Meta Keeps Booting Small Biz Owners For Being Hacked On Facebook
Sheela Lalani is one of many small-business owners who depend on social platforms to generate extra holiday revenue. Her Instagram shop with unique, artisan-made children’s clothing—adorably modeled by smiling kids who joyfully twirl in her dresses—has attracted nearly 13,000 followers. She recently rolled out her holiday collection, when suddenly Meta deleted her Instagram account, and any hope she had of promoting her new clothing to followers was dashed. They also disabled her personal Facebook account, her Facebook business page, and her newest Instagram boutique shop profile.
Lalani was dismayed, but then the situation got worse. Despite the disabled accounts, the PayPal account she linked to her social media pages to buy ads to promote her businesses got hit with a $900 charge. She immediately reached out to PayPal to dispute the charge—and is still waiting for a refund—but she also knew that getting PayPal to intervene wouldn’t fix the larger problem. Someone had bought Facebook or Instagram ads with her PayPal account, and she felt she had no way of reporting this behavior to Meta and stopping any future payments because Meta had disabled all of her accounts. [Update: A PayPal spokesperson told Ars that they’ve assisted Lalani with getting her refund.]
“This is so unfair for business owners and seems criminal,” Lalani told Ars.
What happened to Lalani has happened to seemingly dozens of individuals and small-business owners, as evidenced by their complaints on the subreddit, r/facebookdisabledme.

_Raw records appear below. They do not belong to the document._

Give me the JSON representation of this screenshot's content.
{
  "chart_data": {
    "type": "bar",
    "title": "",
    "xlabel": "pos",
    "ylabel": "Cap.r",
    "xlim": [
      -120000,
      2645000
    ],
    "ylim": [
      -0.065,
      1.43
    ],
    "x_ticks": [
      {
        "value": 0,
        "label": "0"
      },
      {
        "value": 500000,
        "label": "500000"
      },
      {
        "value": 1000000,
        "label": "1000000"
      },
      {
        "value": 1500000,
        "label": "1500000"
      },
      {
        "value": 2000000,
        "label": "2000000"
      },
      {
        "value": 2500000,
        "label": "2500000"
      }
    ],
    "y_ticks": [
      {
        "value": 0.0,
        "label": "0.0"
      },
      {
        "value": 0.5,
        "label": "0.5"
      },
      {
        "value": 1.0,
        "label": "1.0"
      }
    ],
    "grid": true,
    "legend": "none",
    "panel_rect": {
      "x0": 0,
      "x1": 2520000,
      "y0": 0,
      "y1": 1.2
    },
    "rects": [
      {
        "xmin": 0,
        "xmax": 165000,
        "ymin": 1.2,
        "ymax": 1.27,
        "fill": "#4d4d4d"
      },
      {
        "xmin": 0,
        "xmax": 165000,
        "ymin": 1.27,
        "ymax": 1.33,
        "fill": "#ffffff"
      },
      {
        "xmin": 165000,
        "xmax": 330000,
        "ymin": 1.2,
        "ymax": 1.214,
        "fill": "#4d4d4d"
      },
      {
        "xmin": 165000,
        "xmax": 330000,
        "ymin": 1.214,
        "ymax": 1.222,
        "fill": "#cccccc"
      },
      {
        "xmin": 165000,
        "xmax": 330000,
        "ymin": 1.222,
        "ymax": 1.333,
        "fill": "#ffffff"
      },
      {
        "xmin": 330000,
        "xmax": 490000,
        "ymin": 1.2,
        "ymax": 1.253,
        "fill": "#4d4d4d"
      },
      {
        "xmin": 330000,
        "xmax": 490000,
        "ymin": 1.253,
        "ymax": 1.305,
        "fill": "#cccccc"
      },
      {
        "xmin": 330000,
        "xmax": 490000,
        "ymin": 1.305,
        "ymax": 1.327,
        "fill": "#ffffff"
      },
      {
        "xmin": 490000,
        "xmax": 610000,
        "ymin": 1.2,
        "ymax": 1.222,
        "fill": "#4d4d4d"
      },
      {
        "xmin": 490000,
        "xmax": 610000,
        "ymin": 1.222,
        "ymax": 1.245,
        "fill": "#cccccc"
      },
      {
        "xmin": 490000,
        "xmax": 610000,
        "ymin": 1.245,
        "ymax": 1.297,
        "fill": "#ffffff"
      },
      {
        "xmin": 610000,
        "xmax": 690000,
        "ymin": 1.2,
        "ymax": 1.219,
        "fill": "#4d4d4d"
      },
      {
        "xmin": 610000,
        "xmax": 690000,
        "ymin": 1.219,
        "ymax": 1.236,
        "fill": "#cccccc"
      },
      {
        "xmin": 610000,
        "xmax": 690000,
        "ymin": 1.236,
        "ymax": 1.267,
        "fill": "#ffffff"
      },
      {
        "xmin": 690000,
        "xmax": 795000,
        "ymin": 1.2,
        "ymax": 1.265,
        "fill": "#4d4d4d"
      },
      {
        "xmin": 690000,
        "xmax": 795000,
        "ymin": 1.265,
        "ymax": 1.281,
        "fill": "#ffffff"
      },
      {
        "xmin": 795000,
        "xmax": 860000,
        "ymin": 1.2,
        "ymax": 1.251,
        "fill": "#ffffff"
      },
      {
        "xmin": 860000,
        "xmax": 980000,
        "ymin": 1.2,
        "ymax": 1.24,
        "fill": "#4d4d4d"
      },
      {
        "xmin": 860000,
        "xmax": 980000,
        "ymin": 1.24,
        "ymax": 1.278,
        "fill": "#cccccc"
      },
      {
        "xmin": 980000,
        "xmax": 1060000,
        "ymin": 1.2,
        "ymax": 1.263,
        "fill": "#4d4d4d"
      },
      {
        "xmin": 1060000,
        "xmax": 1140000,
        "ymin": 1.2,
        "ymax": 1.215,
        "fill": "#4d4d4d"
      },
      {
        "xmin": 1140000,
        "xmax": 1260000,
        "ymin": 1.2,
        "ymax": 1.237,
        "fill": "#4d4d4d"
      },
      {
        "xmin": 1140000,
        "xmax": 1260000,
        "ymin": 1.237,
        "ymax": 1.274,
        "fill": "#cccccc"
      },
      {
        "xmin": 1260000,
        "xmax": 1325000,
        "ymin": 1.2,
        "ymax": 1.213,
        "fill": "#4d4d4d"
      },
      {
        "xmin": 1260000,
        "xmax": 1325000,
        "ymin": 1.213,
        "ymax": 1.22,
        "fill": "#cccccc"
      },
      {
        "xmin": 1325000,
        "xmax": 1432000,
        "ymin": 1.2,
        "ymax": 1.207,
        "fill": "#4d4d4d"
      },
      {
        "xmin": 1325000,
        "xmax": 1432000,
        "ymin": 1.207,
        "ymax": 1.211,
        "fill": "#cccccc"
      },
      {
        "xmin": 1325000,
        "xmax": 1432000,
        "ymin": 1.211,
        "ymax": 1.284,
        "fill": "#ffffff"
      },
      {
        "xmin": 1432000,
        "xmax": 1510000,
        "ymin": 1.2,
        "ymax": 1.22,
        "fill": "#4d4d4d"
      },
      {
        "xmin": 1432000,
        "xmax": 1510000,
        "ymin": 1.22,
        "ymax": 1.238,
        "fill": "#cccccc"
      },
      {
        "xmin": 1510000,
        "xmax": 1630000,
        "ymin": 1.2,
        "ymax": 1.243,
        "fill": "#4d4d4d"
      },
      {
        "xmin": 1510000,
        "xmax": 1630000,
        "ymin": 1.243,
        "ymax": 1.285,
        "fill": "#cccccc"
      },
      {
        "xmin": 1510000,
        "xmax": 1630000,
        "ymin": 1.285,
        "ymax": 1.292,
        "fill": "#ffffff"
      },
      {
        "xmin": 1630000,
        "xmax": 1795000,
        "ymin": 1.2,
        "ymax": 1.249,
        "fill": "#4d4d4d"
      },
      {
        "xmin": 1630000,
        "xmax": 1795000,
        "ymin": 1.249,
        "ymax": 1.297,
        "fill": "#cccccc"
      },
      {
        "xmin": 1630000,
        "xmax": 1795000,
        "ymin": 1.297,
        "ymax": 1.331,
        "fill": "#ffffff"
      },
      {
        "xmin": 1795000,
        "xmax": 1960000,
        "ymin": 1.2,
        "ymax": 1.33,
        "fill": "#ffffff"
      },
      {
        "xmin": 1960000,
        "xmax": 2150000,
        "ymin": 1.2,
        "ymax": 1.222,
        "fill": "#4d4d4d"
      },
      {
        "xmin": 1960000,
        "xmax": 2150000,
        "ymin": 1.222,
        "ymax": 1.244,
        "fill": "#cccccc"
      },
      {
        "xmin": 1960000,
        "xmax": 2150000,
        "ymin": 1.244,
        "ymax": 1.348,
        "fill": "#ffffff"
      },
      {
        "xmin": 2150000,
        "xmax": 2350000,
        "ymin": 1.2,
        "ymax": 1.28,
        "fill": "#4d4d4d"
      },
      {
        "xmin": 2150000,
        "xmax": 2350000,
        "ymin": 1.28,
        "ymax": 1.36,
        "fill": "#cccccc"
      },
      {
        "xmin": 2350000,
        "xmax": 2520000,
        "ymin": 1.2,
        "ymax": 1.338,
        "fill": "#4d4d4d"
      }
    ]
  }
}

A hacker gains access to a Meta account, then adds their account to the business owner’s ad account before removing the original account owner. At that point, the hacker has taken over the ad account completely. Then, the hacker moves quickly to knock the original user off Meta before they notice the ad account has been commandeered. To do this, the hacker posts inappropriate content like pornography, which quickly prompts Meta content moderators to disable the original account. Once an account is disabled, small-business owners told Ars, they are “in an impossible position,” just as Lalani was. Many business owners told Ars that any attempts to appeal Meta’s decisions are repeatedly rejected.
“Complaints to Facebook have gone essentially unheard,” Darel Parker, who works in network engineering and systems management and also lost access to his business accounts, told Ars.
Parker is compiling complaints on the subreddit. He also launched a website to keep track of developments with accounts disabled by Meta for being hacked. Last week, he said he lost access to several Instagram and Facebook accounts, as well as to two dozen other business accounts that he manages as part of his business. He said that in addition to some users struggling to get refunds after hackers commandeer their ad accounts, business owners suffer emotional distress, reputational loss, and subsequent income loss.
When Parker’s accounts were disabled, he reached out to Facebook by email through its support portal and tagged Facebook and Meta on Twitter, but like many others in the subreddit, he received no response. So, he tried to go above Meta’s head, contacting officials, including the FBI Internet Crime Complaint Center and California’s attorney general.
Other Redditors have posted success stories from contacting the attorney general and pasting letters they got in response. In those cases, the attorney general told Facebook users, “We will write to the company that you have a complaint against and request a response from them regarding your concerns.” But even those Redditors who are successful report that going this route typically takes a month before accounts get reinstated. One Redditor suggested that contacting the attorney general only helped half the time.
A Meta spokesperson told Ars that the best way to notify Meta of issues with hacked accounts is via facebook.com/hacked and instagram.com/hacked.
“We’ve invested significant resources into detecting and preventing these kinds of scams and helping anyone who’s been impacted regain access to their accounts,” Meta’s spokesperson told Ars. “While many of the improvements we’ve made are difficult to see—because they’ve prevented people from having issues in the first place—we know that scammers are always trying to get around our security measures. We know it can be frustrating to experience any type of business disruption, especially at such a critical time of the year. We regularly improve our methods for combating these scams and have built teams dedicated to improving the support we can offer to people and businesses.”